Он слушал злые рыдания Бессир, и его распирало от ярости и негодования. Пудак ничего не спрашивал, у них обо всем давно уж было переговорено; оба понимали, что все их надежды лопнули.
— Если ты не мужик, — выкрикнула вдруг Бессир, — давай сюда свой тельпек! На, надевай бабий убор! Украшайся! — она сдернула с головы бору к и швырнула его мужу.
Пудак вскочил, словно пес, в которого запустили камнем. Встал посреди кибитки, схватился руками за голову и завопил:
— Пропал калым! Ограбили!
— На то ты и Пудак Балда, чтоб тебя дурить да обманывать! Баба твоя давно уже замкнула все у себя в сундуке! Не сегодня-завтра комсомольскую свадьбу сыграют, а ты, отец…
— Комсомольская свадьба? Не сегодня-завтра?!
— А ты как думал? Твоего разрешения ждать будут? Отцовского твоего благословения?!
Пудак выскочил на улицу, словно им выстрелили из ружья. Его толкала к дому Дурджахан неведомая, но неодолимая сила.
Бешеной собаке все равно кого кусать: кого ловчей ухватить. Когда Пудак саженными шагами приближался к кибитке Дурджахан, навстречу ему вышла Мелевше. Девушка заметила, что отец не в себе, но приветливо улыбнулась ему.
— Заходи, папа, — сказала она.
Пудак молча глянул на девушку. Эта мерзкая, подлая, развратная тварь, эта гнусная потаскуха, нагло ухмыляющаяся ему в лицо, — его дочь? Его Мелевше?!
Он вдруг быстро наклонился, схватил лежавший возле двери топор и ринулся на дочь. С пронзительным криком Мелевше бросилась в кибитку. Дверь захлопнуть она не успела. Топор, брошенный Пудаком, ударился обухом о косяк и отскочил — прямо ей в голову.
— Ой! — вскрикнула Мелевше и упала. Кровь, стекая из-под русой косы, лужицей растекалась по кошме…
Глава пятнадцатая
Во двор районной больницы свернул парень в тельпеке, ведя в поводу неторопливо вышагивающего верблюда. На спине верблюда закреплена была свернутая в несколько раз кошма, на ложе этом лежал недвижный человек.

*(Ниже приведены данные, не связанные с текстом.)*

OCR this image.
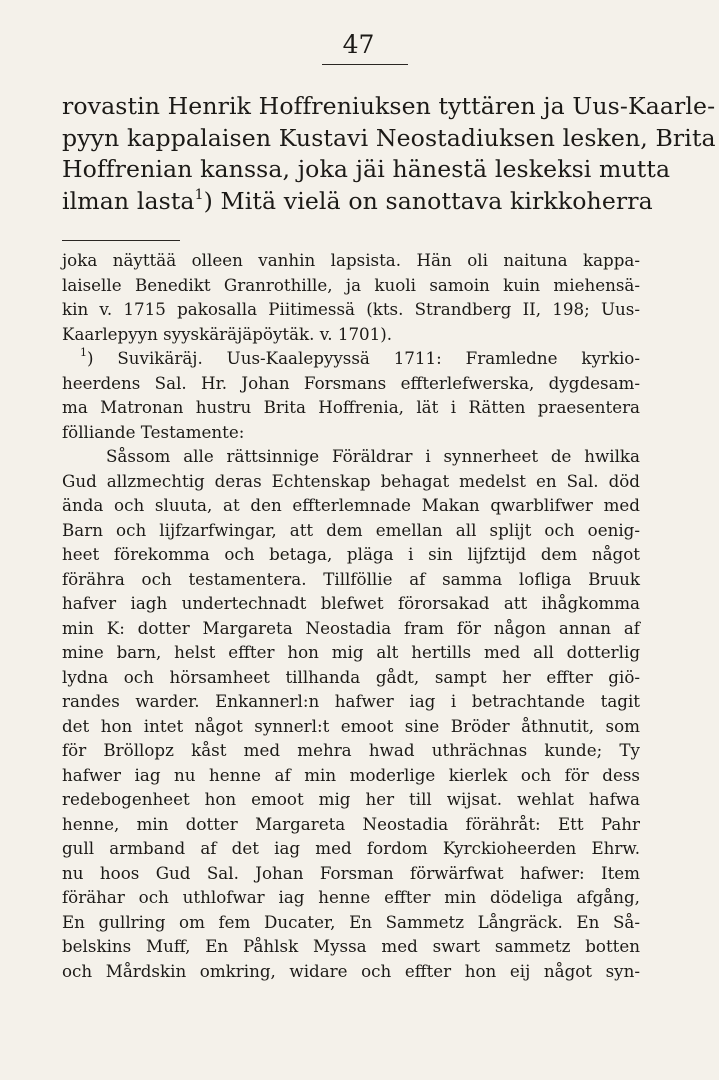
47
rovastin Henrik Hoffreniuksen tyttären ja Uus-Kaarle-
pyyn kappalaisen Kustavi Neostadiuksen lesken, Brita
Hoffrenian kanssa, joka jäi hänestä leskeksi mutta
ilman lasta$^1$) Mitä vielä on sanottava kirkkoherra
joka näyttää olleen vanhin lapsista. Hän oli naituna kappa-
laiselle Benedikt Granrothille, ja kuoli samoin kuin miehensä-
kin v. 1715 pakosalla Piitimessä (kts. Strandberg II, 198; Uus-
Kaarlepyyn syyskäräjäpöytäk. v. 1701).
$^1$) Suvikäräj. Uus-Kaalepyyssä 1711: Framledne kyrkio-
heerdens Sal. Hr. Johan Forsmans effterlefwerska, dygdesam-
ma Matronan hustru Brita Hoffrenia, lät i Rätten praesentera
fölliande Testamente:
Såssom alle rättsinnige Föräldrar i synnerheet de hwilka
Gud allzmechtig deras Echtenskap behagat medelst en Sal. död
ända och sluuta, at den effterlemnade Makan qwarblifwer med
Barn och lijfzarfwingar, att dem emellan all splijt och oenig-
heet förekomma och betaga, pläga i sin lijfztijd dem något
förähra och testamentera. Tillföllie af samma lofliga Bruuk
hafver iagh undertechnadt blefwet förorsakad att ihågkomma
min K: dotter Margareta Neostadia fram för någon annan af
mine barn, helst effter hon mig alt hertills med all dotterlig
lydna och hörsamheet tillhanda gådt, sampt her effter giö-
randes warder. Enkannerl:n hafwer iag i betrachtande tagit
det hon intet något synnerl:t emoot sine Bröder åthnutit, som
för Bröllopz kåst med mehra hwad uthrächnas kunde; Ty
hafwer iag nu henne af min moderlige kierlek och för dess
redebogenheet hon emoot mig her till wijsat. wehlat hafwa
henne, min dotter Margareta Neostadia förähråt: Ett Pahr
gull armband af det iag med fordom Kyrckioheerden Ehrw.
nu hoos Gud Sal. Johan Forsman förwärfwat hafwer: Item
förähar och uthlofwar iag henne effter min dödeliga afgång,
En gullring om fem Ducater, En Sammetz Långräck. En Så-
belskins Muff, En Påhlsk Myssa med swart sammetz botten
och Mårdskin omkring, widare och effter hon eij något syn-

Парень уложил верблюда и почти бегом поднялся по больничным ступенькам. Тотчас во двор вышли санитары с носилками, унесли больного.
Оставив отца в приемном покое, Сердар (это он привез в больницу Пермана) вышел во двор, подошел к верблюду и, достав из кармана папиросы, закурил. Впервые за последние двое суток он наконец смог взять в руки папиросу. Затянувшись несколько раз подряд, он выпустил витые клубы дыма и, взглянув на верблюда, лениво жующего жвачку, сказал устало и грустно:
— Жуешь?.. Ничего-то тебя не трогает… Овцы погибли, отец при смерти, а тебе хоть бы что! — Сердар оперся о верблюжье седло и снова сделал несколько глубоких затяжек. Верблюд лениво двигал челюстями.

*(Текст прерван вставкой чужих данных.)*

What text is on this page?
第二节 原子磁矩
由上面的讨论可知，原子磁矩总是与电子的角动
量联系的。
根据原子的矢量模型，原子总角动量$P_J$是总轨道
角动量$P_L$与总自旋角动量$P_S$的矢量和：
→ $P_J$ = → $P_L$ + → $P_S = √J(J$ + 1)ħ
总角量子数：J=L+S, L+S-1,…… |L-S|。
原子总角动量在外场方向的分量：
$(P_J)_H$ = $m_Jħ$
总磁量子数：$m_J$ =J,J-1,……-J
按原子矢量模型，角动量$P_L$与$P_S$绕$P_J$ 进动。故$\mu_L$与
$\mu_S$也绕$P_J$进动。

Сердар опустил красные, вспухшие от ветра веки, и сразу перед глазами появились овцы. Овцы, овцы… Замерзшие, полузаметенные снегом маленькие темные тела…
«И чего я не остался в наркомате? Не было бы сейчас ни забот, ни хлопот. Решил познать тайны Каракумов! Вот пожалуйста — познавай! Отец поправится, а кто будет отвечать за отару? Акым-ага сошлется на хлопок — у него и правда с хлопком забот по горло, — за овец зоотехник в ответе. Ссылаться на устаревшие методы ведения скотоводства наивно, никто и слушать не станет. А ведь главная-то беда — безответственность, беззаботность, рутина, но такие вопросы не решишь в масштабах колхоза… И все равно: пусть думают, что я говорю это себе в оправдание, я буду твердить о необходимости введения новых методов — пока не охрипну…»

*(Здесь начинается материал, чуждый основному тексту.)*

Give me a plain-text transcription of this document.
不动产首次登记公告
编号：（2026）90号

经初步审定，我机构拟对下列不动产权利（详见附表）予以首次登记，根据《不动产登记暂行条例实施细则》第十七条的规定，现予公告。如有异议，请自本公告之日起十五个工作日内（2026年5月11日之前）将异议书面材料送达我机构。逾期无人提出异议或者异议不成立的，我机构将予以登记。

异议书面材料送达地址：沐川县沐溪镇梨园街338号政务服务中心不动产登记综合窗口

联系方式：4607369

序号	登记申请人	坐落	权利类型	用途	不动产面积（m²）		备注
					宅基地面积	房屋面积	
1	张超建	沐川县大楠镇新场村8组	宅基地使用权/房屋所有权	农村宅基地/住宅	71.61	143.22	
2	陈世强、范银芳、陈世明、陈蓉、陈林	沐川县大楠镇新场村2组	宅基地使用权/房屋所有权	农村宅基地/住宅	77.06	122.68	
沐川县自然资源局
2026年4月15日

Сердар поднял голову и увидел Хашима, удивленно смотревшего на него.
— Ты чего тут, Сердар?
— А, лучше не спрашивай…
Хашим нахмурился. Значит, и в песках какое-то несчастье? Наверное, так оно и есть — Сердар сильно расстроен. Как же ему сказать про Мелевше? Может, промолчать пока?
— А ты зачем в больницу явился? — спросил Сердар.